This would break the dashboard of any user currently monitoring that metric and their timers will suddenly show 1000x longer durations, right?

ferruzzi avatar Mar 11 '24 18:03 ferruzzi

@ferruzzi If someone is using it right now and applied temporary workaround (added *1000 to metric value) with TODO comment like we did - yes, it might break their dashboard. But I don't think it's the reason to not fix this :D First of all, documentation says it is seconds as result, so documentation is lying to us right now. Second, it will be in release notes so if someone is updating airflow without reading them - it's their fault. Third, it's new metric so I doubt many people are using it. Some of them might find its result useless (like I did at the beginning) and drop, some of them might just applied it and be happy they don't have any queues because they believe in documentation that those are seconds. In general it does not look good if you don't want to fix your code to work properly just because people might have already made ugly workarounds themselves to fix your bug IMHO.

htpawel avatar Mar 12 '24 07:03 htpawel

I never said don't fix it. It's just a matter of if we call it a bugfix and fix it now, creating a breaking change and sending users scrambling to figure out why their queues are suddenly 1000 times longer, or if we have to go through the deprecation process so users are informed.

Since this is documented as seconds, I think we can call it a bugfix and just do it, but it's still something that needs to be decided.

ferruzzi avatar Mar 12 '24 17:03 ferruzzi

cc: @ferruzzi @Bowrna -> I remember there were discussions about it in the past . Did we decide to leave it in s for back-compatibility ?

timedelta object statsd handles internally by converting to milliseconds. But there are some case where we explicitly pass the seconds instead of timedelta object and it is stored in statsd as seconds. so I added a fix with different key name where the newly added key name persists the data in milliseconds while the older key stays for backward compatibility with a deprecation message.

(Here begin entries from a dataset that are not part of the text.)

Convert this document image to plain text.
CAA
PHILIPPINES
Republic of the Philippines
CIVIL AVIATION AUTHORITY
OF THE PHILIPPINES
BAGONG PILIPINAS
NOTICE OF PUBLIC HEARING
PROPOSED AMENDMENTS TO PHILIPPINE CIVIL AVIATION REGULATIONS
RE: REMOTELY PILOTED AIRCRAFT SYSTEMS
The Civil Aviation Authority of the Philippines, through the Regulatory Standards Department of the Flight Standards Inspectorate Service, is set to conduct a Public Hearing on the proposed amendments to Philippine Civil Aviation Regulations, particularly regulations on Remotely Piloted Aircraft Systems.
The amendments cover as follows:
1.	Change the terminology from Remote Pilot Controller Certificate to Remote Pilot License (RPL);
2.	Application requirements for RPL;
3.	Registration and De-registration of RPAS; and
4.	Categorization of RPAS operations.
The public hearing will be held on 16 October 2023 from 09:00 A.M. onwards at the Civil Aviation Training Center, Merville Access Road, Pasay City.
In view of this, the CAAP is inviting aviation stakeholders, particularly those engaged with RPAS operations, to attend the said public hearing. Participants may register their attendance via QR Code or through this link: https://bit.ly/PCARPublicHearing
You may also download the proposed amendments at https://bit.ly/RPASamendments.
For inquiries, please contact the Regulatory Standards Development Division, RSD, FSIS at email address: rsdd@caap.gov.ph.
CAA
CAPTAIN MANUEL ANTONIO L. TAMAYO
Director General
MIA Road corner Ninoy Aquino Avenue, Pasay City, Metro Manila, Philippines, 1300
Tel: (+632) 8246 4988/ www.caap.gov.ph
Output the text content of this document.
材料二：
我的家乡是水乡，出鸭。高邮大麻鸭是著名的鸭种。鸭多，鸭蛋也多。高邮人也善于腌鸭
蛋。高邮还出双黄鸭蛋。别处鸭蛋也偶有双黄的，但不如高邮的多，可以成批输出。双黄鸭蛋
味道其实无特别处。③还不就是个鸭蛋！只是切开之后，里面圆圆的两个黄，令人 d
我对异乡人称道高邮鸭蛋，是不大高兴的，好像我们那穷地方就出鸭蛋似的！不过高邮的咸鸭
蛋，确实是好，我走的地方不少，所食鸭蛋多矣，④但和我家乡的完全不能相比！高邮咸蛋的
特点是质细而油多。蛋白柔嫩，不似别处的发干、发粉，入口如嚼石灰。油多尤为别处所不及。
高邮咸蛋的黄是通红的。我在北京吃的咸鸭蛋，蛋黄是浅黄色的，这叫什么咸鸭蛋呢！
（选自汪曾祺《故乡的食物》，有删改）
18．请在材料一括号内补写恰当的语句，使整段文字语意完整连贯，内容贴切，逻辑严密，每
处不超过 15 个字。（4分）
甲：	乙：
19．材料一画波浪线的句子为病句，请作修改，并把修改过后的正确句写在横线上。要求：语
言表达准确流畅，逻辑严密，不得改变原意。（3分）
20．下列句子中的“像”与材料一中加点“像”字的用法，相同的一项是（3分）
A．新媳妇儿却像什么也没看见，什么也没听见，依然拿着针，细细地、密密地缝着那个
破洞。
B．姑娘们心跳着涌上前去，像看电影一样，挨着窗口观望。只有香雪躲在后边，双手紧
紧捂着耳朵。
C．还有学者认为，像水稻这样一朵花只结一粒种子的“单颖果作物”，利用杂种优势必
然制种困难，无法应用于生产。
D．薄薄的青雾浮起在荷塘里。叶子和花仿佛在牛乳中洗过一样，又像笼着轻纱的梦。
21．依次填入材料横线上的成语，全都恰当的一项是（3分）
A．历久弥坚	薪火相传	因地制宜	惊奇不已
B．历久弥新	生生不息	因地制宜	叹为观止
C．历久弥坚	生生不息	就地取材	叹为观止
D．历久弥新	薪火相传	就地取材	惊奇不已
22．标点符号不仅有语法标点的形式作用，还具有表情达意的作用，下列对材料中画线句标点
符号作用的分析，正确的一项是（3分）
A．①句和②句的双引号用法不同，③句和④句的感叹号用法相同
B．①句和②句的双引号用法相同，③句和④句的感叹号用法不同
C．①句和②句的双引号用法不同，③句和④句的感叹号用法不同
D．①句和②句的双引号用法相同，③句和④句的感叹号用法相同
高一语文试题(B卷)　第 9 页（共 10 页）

Bowrna avatar Mar 22 '24 09:03 Bowrna

Hey @vandonr - since you are the original author of #30612 and likely will be easier to get all the context back - maybe you can comment on that one? Is that the right fix ? Or maybe @ferruzzi @o-nikolas - since you were around when it was implemented - is there any reason those durations should be kept as they are (and maybe there is a constructive proposal how to handle that case. It looks like we have somewhat long lasting issues that those new metrics introduced in #30612 caused and possibly we should find a way how to address it before 2.9.0 rc2 is out ?

potiuk avatar Mar 26 '24 20:03 potiuk

I don't have anything against converting this metric to milliseconds, I believe I wasn't aware of that statsd recommendation when I wrote that code.

However, there are plenty of other timers that are emitted in seconds in airflow, and I think if we make a migration effort, we might as well migrate all at once rather than little by little.

We must be aware of the high impact this can have for users as well: if they have threshold alerts on those metrics, they will certainly ring when they see the metric go x1000.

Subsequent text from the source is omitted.